Friday, March 6, 2009

Family escapes Fire

Just to get your attention, I thought I'd start this message with a headline suitable for those Expose-All magazines/ newspapers you can buy at the checkout line in grocery stores.

Yes, our house caught fire, again.
Here's how it happened:
We live in a 1740s stone farmhouse heated partly by electric heat and partly by a woodstove.

We've been freezing in our house, so Wednesday evening my husband decided to light a fire in the woodstove. (He never did start one this past weekend -- when it was below freezing and snowing.
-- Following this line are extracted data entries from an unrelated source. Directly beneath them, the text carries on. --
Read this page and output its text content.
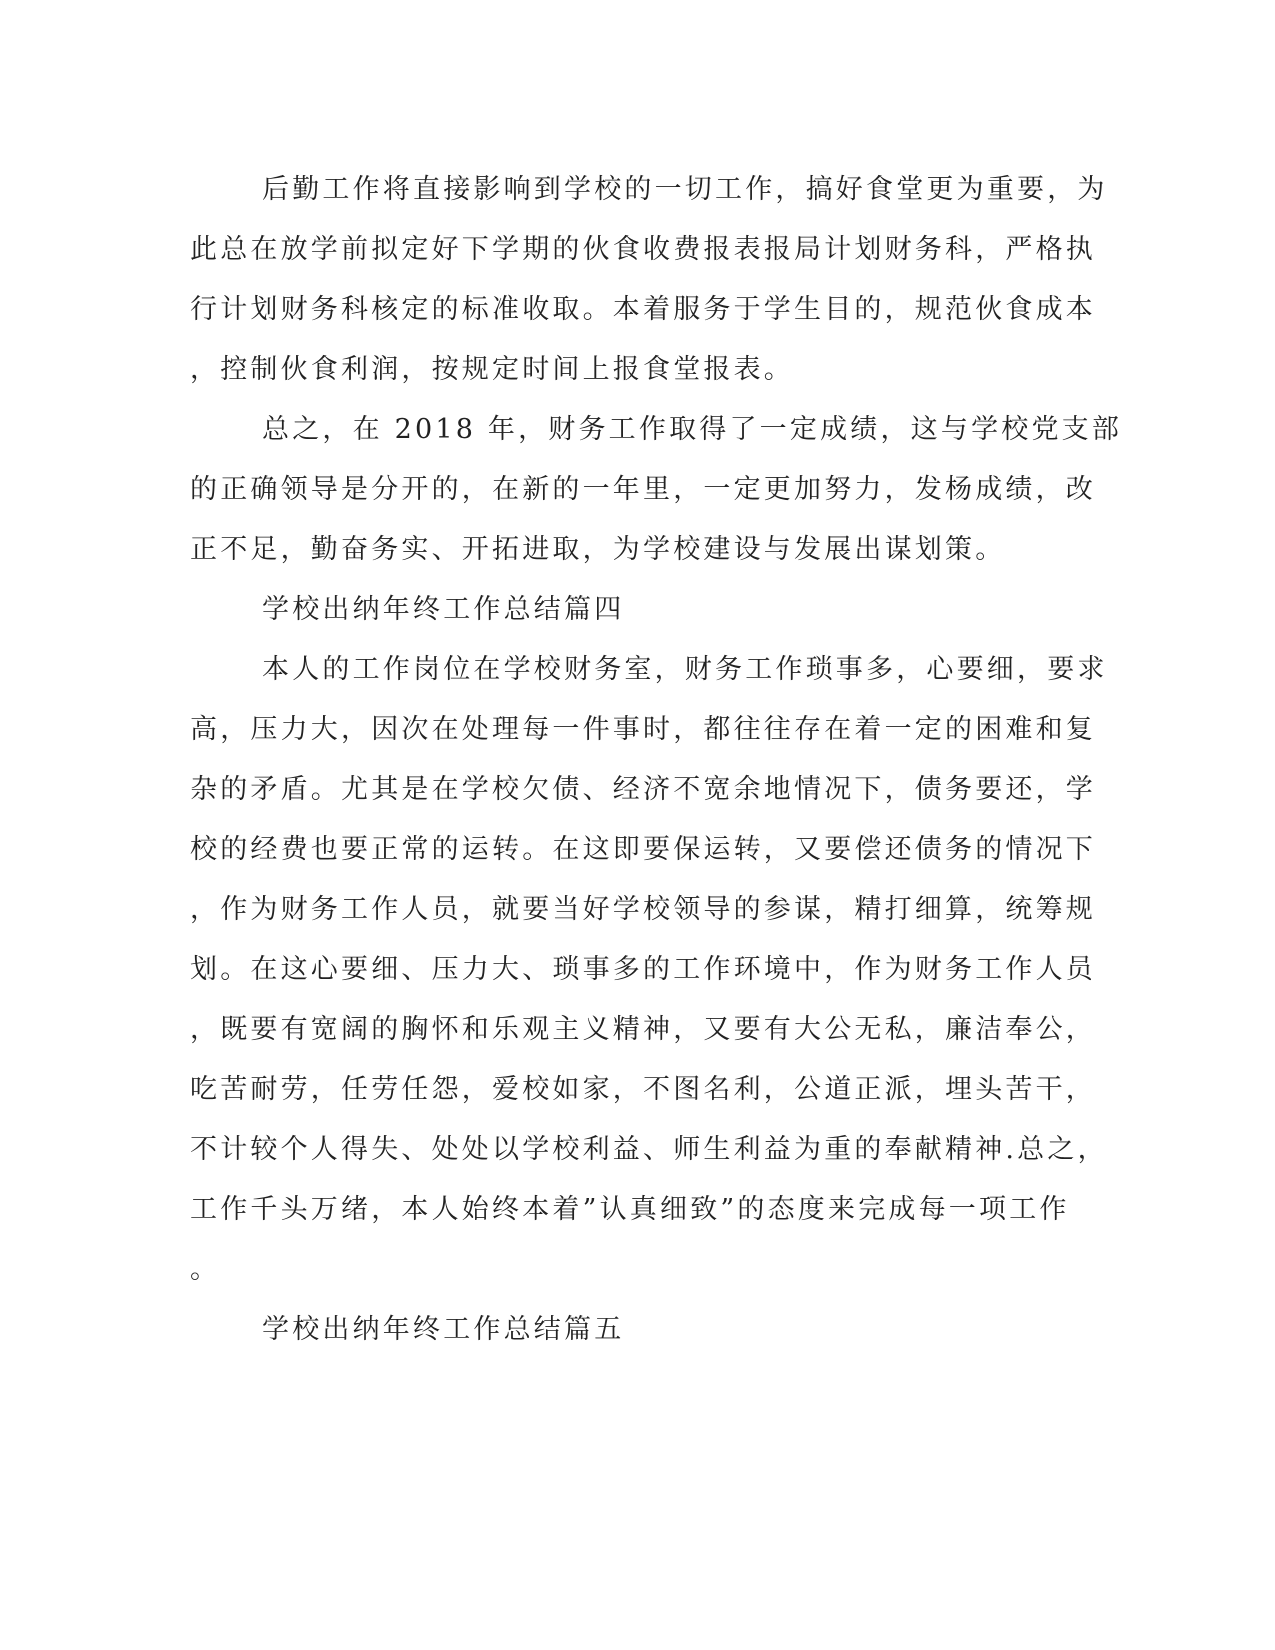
后勤工作将直接影响到学校的一切工作，搞好食堂更为重要，为
此总在放学前拟定好下学期的伙食收费报表报局计划财务科，严格执
行计划财务科核定的标准收取。本着服务于学生目的，规范伙食成本
，控制伙食利润，按规定时间上报食堂报表。
总之，在 2018 年，财务工作取得了一定成绩，这与学校党支部
的正确领导是分开的，在新的一年里，一定更加努力，发杨成绩，改
正不足，勤奋务实、开拓进取，为学校建设与发展出谋划策。
学校出纳年终工作总结篇四
本人的工作岗位在学校财务室，财务工作琐事多，心要细，要求
高，压力大，因次在处理每一件事时，都往往存在着一定的困难和复
杂的矛盾。尤其是在学校欠债、经济不宽余地情况下，债务要还，学
校的经费也要正常的运转。在这即要保运转，又要偿还债务的情况下
，作为财务工作人员，就要当好学校领导的参谋，精打细算，统筹规
划。在这心要细、压力大、琐事多的工作环境中，作为财务工作人员
，既要有宽阔的胸怀和乐观主义精神，又要有大公无私，廉洁奉公，
吃苦耐劳，任劳任怨，爱校如家，不图名利，公道正派，埋头苦干，
不计较个人得失、处处以学校利益、师生利益为重的奉献精神.总之，
工作千头万绪，本人始终本着”认真细致”的态度来完成每一项工作
。
学校出纳年终工作总结篇五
But since the Monday and Tuesday nights the temperatures went down to about 8 degrees F., he decided to build a fire.)

For some reason, perhaps he was too much in a hurry, building it too hot too quickly -- the fire spread up the pipe into the chimney.
I arrived home from work to find the living room full of smoke and him battling a chimney fire -- with the 9-year-old in the same room, blissfully unaware on the computer playing on penguin.com.

I got the 9-year-old off the computer while my husband managed to put out the fire in the pipe connecting the woodstove to the chimney, but it had spread to the fire shelf. (right where the pipe goes into the chimney.)
It never became a full-blown chimney fire, roaring up the chimney. We've had several of those and the sound of it, like a roaring train, is unforgettable.

Once the 9-year-old realized what was happening, she was terribly worried about the fire spreading throughout the house. (It never has. It always remains just a chimney fire. That's why this house has stood for so long -- stone houses don't burn. The wooden floors and joists do, but as long as it stays in the chimney the only damage is from all the smoke.) Asbestos shingles on the roof also help keep any sparks from igniting the house.

I got the 9-year-old distracted and calmed down, and into PJs and finally into bed. (a little bit of Shel Silverstein's funny poems from his book, Crack in the Sidewalk, helped, too.)

My husband kept pumping water and fire retardant into the pipe and at the base of the chimney. For several hours we could hear the fire crackling on the fire shelf and stuff falling from the inside of the chimney onto the pipe connection, gradually becoming fainter and fainter.

Now the house is colder than it was before -- we had had to open all doors and some windows to get the smoke out. And my poor husband can't lay another fire until he cleans the gook out of the chimney. When the fire hits a chimney, the creosote deposited there by months of fire smoke puffs out like a marshmallow in a microwave. It either flies out the chimney or falls off the chimney walls. Lots of stuff fell out of the chimney onto the fire shelf and into the stove pipe during the excitement.

Temperatures are supposed to rise all week, with maybe a high in the 60s by Saturday. Whoop-de-do.
I'm going to have to wash most of our clothing, because the smoke came upstairs into our bedroom, too. (Dang, those smoke alarms are loud -- it doesn't realize that we're right there, fighting the fire, and yes we DO know there's smoke in the room.)

So -- how was YOUR day?
-wendieO

3 comments:

Anonymous said...

Yikes, Wendie! Glad you are all okay.

laurasalas said...

Oh my gosh, Wendie. I'm guessing your weekend was filled with laundry and cleaning. Blech.

But I'm so glad everyone's ok and your home wasn't damaged.

Wendie O said...

I'm so glad the weather was warm this weekend. We opened all the doors (the house has seven doors) and some of the windows, put the ceiling fans on full blast, and let the wind push the smoke smell out. The little dishes of odor absorbing pebbles helped too.